Incubation period usually lasts for about 30-50 days.

The infection affects humans only. The disease is mainly transmitted by infected saliva (e.g., by kissing) and initiates infection in the oropharynx. The virus invades В lymphocytes and epithelial cells of pharynx and salivary glands and disseminates throughout the body.

EBV activates growth program of B cells resulting in their polyclonal blast transformation and intensive proliferation followed by active replication of virus. Infected blasting B cells are recognized and massively destroyed by activated CD8+ cytotoxic T cells (T killers) that finally curb the infection.

As the result, some part of viruses switches lytic cycle to latency and stays in memory B cells (and, probably, epitheliocytes) until the reactivation of virus occurs.

Clinical illness is characterized by the triad of symptoms – fever, sore throat and lymphadenopathy.
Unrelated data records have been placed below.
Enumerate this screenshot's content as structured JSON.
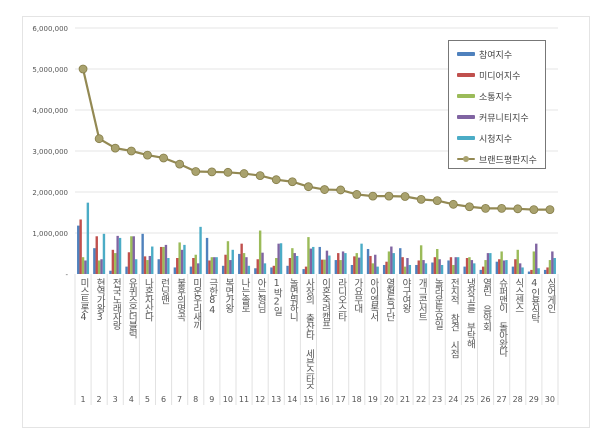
{
  "chart_data": {
    "type": "bar",
    "ylim": [
      0,
      6000000
    ],
    "yticks": [
      "-",
      "1,000,000",
      "2,000,000",
      "3,000,000",
      "4,000,000",
      "5,000,000",
      "6,000,000"
    ],
    "grid": true,
    "legend_placement": "top-right",
    "categories": [
      "미스트롯4",
      "현역가왕3",
      "전국노래자랑",
      "유퀴즈온더블럭",
      "나혼자산다",
      "런닝맨",
      "불후의명곡",
      "미운우리새끼",
      "극한84",
      "복면가왕",
      "나는솔로",
      "아는형님",
      "1박2일",
      "놀면뭐하니",
      "사장의 출산타 세븐스타즈",
      "이혼숙려캠프",
      "라디오스타",
      "가요무대",
      "아이엠복서",
      "열혈농구단",
      "야구여왕",
      "개그콘서트",
      "놀라운토요일",
      "전지적 참견 시점",
      "냉장고를 부탁해",
      "열린 음악회",
      "슈퍼맨이 돌아왔다",
      "식스센스",
      "4인용식탁",
      "싱어게인"
    ],
    "rank_labels": [
      "1",
      "2",
      "3",
      "4",
      "5",
      "6",
      "7",
      "8",
      "9",
      "10",
      "11",
      "12",
      "13",
      "14",
      "15",
      "16",
      "17",
      "18",
      "19",
      "20",
      "21",
      "22",
      "23",
      "24",
      "25",
      "26",
      "27",
      "28",
      "29",
      "30"
    ],
    "series": [
      {
        "name": "참여지수",
        "type": "bar",
        "color": "#4f81bd",
        "values": [
          1180000,
          630000,
          80000,
          180000,
          980000,
          360000,
          160000,
          180000,
          880000,
          200000,
          490000,
          140000,
          160000,
          200000,
          120000,
          660000,
          340000,
          220000,
          610000,
          220000,
          630000,
          220000,
          280000,
          330000,
          180000,
          100000,
          300000,
          180000,
          60000,
          100000
        ]
      },
      {
        "name": "미디어지수",
        "type": "bar",
        "color": "#c0504d",
        "values": [
          1330000,
          920000,
          590000,
          530000,
          430000,
          660000,
          390000,
          390000,
          330000,
          470000,
          740000,
          360000,
          200000,
          390000,
          180000,
          350000,
          510000,
          430000,
          440000,
          300000,
          410000,
          330000,
          410000,
          410000,
          390000,
          180000,
          360000,
          360000,
          100000,
          160000
        ]
      },
      {
        "name": "소통지수",
        "type": "bar",
        "color": "#9bbb59",
        "values": [
          410000,
          330000,
          510000,
          920000,
          340000,
          660000,
          770000,
          470000,
          410000,
          800000,
          510000,
          1060000,
          390000,
          630000,
          900000,
          350000,
          340000,
          510000,
          260000,
          550000,
          180000,
          700000,
          610000,
          220000,
          410000,
          340000,
          550000,
          590000,
          550000,
          340000
        ]
      },
      {
        "name": "커뮤니티지수",
        "type": "bar",
        "color": "#8064a2",
        "values": [
          330000,
          360000,
          930000,
          920000,
          440000,
          710000,
          590000,
          260000,
          410000,
          340000,
          410000,
          520000,
          740000,
          510000,
          620000,
          570000,
          550000,
          400000,
          470000,
          670000,
          390000,
          340000,
          360000,
          410000,
          340000,
          510000,
          330000,
          260000,
          740000,
          550000
        ]
      },
      {
        "name": "시청지수",
        "type": "bar",
        "color": "#4bacc6",
        "values": [
          1740000,
          980000,
          880000,
          360000,
          670000,
          390000,
          710000,
          1150000,
          410000,
          590000,
          200000,
          260000,
          750000,
          440000,
          660000,
          450000,
          510000,
          740000,
          180000,
          510000,
          220000,
          260000,
          220000,
          410000,
          260000,
          510000,
          340000,
          160000,
          140000,
          390000
        ]
      },
      {
        "name": "브랜드평판지수",
        "type": "line",
        "color": "#938953",
        "values": [
          5000000,
          3300000,
          3070000,
          3000000,
          2900000,
          2830000,
          2680000,
          2500000,
          2490000,
          2480000,
          2450000,
          2400000,
          2300000,
          2250000,
          2130000,
          2060000,
          2050000,
          1940000,
          1900000,
          1900000,
          1890000,
          1820000,
          1790000,
          1700000,
          1640000,
          1600000,
          1600000,
          1590000,
          1570000,
          1570000
        ]
      }
    ]
  }
}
Enlargement of cervical lymph nodes, spleno- and hepatomegaly are the characteristic findings in the disease.

There is a substantial increase in the number of circulating white blood cells, represented by atypical mononuclears. Most of them are activated CD8+ cytotoxic T cells.

The typical illness is self-limited and lasts 2-4 weeks. After clinical recovery asymptomatic individuals may shed the virus for many months.

Reactivations of EBV latent infections can occur but they are usually not manifested.

Severe recurrent infections may develop in immunosuppressed patients, e.g., after allogeneic transplantation.

Burkitt’s lymphoma (a tumor of the jaw in African children and young adults) is considered to be associated with Epstein-Barr virus. Most of these tumors in Africa (> 90%) contain EBV DNA and viral antigens.

It is supposed that EBV virus may be involved at an early stage in Burkitt’s lymphoma by immortalizing В cells. Malaria is regarded as cofactor that promotes EBV-induced cell transformation. Finally, specific chromosome translocations appear that affect immunoglobulin genes and deregulate c-myc proto-oncogene expression.

Nasopharyngeal carcinoma is a malignant tumor of epithelial cells that predominantly occurs in males of Chinese origin. EB virus DNA is commonly detected in nasopharyngeal carcinoma cells, and the patients demonstrate high levels of antibody to EBV. The tumor is poorly differentiated and aggressive, being infiltrated with lymphocytes.

Finally, Epstein-Barr virus is supposed to participate in pathogenesis of other lymphoproliferative disorders, such as Hodgkin’s disease (i.e., lymphogranulomatosis), and some B cell lymphomas.

EBV infections elicit an intensive immune response both antibody- and cell-mediated. IgG antibodies against VCA and EBNA viral antigens circulate lifelong. However, cell-mediated reactions remain crucial for the control of infection. Active synthesis of interferons by affected cells facilitates viral clearance.

Laboratory diagnosis of EBV infections

Every case of EBV infection (e.g., infectious mononucleosis) needs laboratory confirmations. PCR is the method of choice to detect EBV nucleic acid in clinical specimens (saliva, blood, or biopsies of lymphoid tissues). Viral antigens can be detected in patient’s samples by immunofluorescence. EBV isolation is rarely performed due to the difficulties of viral culture. Serological testing is commonly used in clinical practice. The detection of IgM anti-VCA antibodies confirms acute EBV infection.

Principles of infection treatment and prophylaxis

Prophylaxis is non-specific. Various kinds of experimental vaccines are being developed now. The treatment of infectious mononucleosis is symptomatic. Valacyclovir demonstrates some clinical benefit in cases of manifested disease.